The concepts behind blockchain technology make it nearly impossible to hack a blockchain. However, there are weaknesses outside of the blockchain that create opportunities for thieves.
Hackers can gain access to cryptocurrency wallets and exchange accounts of cryptocurrency owners to steal cryptocurrencies.The short answer, from many experts, is that the blockchain itself cannot be hacked.
But processes adjacent to the blockchain can certainly be hacked in a number of ways. Hackers have also been known to steal the keys to cryptocurrency wallets, the place where someone's balance is stored on the blockchain. Until recently, blockchain was seen as an unhackable technology that empowered and secured cryptocurrencies, but that's no longer the case. As we have seen, on the one hand, blockchain itself as a model is very resistant to almost all types of hacking.
However, it's important to keep in mind that when you hear about a cryptocurrency hack, it's not the blockchain that's being hacked, but the peripheral digital services, platforms, and networks that are hacked.
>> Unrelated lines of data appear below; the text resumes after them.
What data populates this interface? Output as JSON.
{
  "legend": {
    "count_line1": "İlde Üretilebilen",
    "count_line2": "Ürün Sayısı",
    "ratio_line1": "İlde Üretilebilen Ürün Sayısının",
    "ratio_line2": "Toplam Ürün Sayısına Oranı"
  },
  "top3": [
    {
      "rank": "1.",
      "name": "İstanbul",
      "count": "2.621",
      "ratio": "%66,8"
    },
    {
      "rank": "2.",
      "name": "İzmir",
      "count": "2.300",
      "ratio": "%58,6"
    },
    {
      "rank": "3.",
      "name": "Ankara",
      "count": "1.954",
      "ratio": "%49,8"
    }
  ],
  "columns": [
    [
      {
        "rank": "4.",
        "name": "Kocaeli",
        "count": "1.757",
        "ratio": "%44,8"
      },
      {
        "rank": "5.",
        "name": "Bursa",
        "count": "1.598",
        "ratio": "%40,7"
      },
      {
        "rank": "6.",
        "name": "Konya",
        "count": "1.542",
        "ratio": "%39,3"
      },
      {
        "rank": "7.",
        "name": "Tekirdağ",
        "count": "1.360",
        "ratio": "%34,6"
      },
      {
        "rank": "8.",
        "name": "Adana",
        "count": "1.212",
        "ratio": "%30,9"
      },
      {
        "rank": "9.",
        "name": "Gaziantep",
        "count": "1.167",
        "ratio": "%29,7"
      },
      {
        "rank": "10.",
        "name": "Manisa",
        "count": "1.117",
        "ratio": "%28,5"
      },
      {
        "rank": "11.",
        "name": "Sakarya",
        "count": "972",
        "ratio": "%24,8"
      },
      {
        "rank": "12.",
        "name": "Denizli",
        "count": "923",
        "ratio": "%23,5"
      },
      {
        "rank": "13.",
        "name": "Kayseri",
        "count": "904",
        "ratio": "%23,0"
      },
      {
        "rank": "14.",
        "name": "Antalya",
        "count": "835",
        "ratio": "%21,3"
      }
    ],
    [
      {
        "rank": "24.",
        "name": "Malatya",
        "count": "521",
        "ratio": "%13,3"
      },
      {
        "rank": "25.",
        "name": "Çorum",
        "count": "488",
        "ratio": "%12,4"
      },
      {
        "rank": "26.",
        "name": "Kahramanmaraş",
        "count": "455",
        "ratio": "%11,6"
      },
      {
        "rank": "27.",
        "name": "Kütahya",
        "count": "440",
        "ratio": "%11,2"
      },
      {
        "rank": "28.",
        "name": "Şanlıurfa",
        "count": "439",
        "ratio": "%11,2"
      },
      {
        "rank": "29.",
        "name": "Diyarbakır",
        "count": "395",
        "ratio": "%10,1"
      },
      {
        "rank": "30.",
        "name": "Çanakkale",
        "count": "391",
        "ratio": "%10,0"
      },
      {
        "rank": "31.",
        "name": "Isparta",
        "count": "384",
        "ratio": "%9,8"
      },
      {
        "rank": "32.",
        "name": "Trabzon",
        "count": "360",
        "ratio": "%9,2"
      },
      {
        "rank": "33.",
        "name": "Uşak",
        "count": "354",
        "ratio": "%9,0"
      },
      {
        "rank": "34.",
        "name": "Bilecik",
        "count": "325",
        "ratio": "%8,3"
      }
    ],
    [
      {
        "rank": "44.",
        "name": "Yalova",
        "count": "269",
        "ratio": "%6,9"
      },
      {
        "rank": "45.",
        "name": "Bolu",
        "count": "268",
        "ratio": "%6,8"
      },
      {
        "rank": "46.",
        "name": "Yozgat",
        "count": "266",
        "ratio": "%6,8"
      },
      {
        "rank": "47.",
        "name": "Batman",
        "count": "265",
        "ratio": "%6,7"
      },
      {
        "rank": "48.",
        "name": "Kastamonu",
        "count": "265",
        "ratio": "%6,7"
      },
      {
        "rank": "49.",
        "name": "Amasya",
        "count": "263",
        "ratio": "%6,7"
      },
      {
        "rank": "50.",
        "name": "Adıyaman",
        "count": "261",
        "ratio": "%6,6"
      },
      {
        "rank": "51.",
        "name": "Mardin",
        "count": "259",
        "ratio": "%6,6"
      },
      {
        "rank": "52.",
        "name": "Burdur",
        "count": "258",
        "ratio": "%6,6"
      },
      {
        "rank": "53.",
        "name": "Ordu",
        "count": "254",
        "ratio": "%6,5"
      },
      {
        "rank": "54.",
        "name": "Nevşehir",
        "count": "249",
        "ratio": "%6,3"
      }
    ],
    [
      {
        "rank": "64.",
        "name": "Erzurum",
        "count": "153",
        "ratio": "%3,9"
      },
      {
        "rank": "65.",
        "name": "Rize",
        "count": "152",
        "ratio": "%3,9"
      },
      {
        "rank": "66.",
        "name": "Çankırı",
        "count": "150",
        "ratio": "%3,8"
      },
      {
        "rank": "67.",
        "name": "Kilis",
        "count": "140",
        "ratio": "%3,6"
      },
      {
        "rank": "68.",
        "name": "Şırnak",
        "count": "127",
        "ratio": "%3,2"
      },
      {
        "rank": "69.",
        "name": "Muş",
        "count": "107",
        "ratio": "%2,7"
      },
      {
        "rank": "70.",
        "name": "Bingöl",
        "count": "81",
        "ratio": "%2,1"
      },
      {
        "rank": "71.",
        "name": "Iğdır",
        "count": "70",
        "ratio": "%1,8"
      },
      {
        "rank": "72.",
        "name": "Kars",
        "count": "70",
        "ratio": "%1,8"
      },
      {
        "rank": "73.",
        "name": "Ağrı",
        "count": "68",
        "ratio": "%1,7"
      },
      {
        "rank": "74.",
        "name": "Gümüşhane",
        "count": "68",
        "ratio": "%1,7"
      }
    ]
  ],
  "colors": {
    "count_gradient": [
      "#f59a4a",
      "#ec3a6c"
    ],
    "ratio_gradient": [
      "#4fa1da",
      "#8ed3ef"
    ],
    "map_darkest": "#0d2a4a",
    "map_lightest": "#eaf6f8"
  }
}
Since there are several loopholes, from storing coins on an unsecure exchange to leaving your laptop unprotected, there can be several reasons why a bad actor can access your bitcoin wallet. Just as Bitcoin has never been successfully attacked at 51%, it has never been shut down, even for a short period of time. For example, Bitcoin and other cryptocurrencies are held in digital wallets and traded through digital currency exchanges.
Due to the underlying blockchain technology that cryptocurrency supports, in which data is not stored on a central server, but on a huge network of computers that constantly checks and verifies the accuracy of records, a hack would be quite difficult. And the very nature of public blockchains means that if there is a smart contract error, hackers will find it, since the source code is often visible on the blockchain. You may have come across several news stories pointing to how hackers stole millions of Bitcoins. By getting the majority on the computing power of digital currency, the hacker was able to defraud other users by sending them payments and then rewriting the existing blockchain ledger to cover their tracks, as MIT Tech explains.
Phishing, malware and key theft target exchanges and not the blockchain itself, as is the case with 51 percent attacks. Many players, such as government institutions and banking officials, have proposed shutting down the Bitcoin network before, but Bitcoin has operated with virtually 100% uptime for almost ten years. This is because most rely on blockchains that use proof of work as a protocol for verifying transactions. Smart contracts began to become more popular as people went deeper into cryptocurrency in the blockchain world.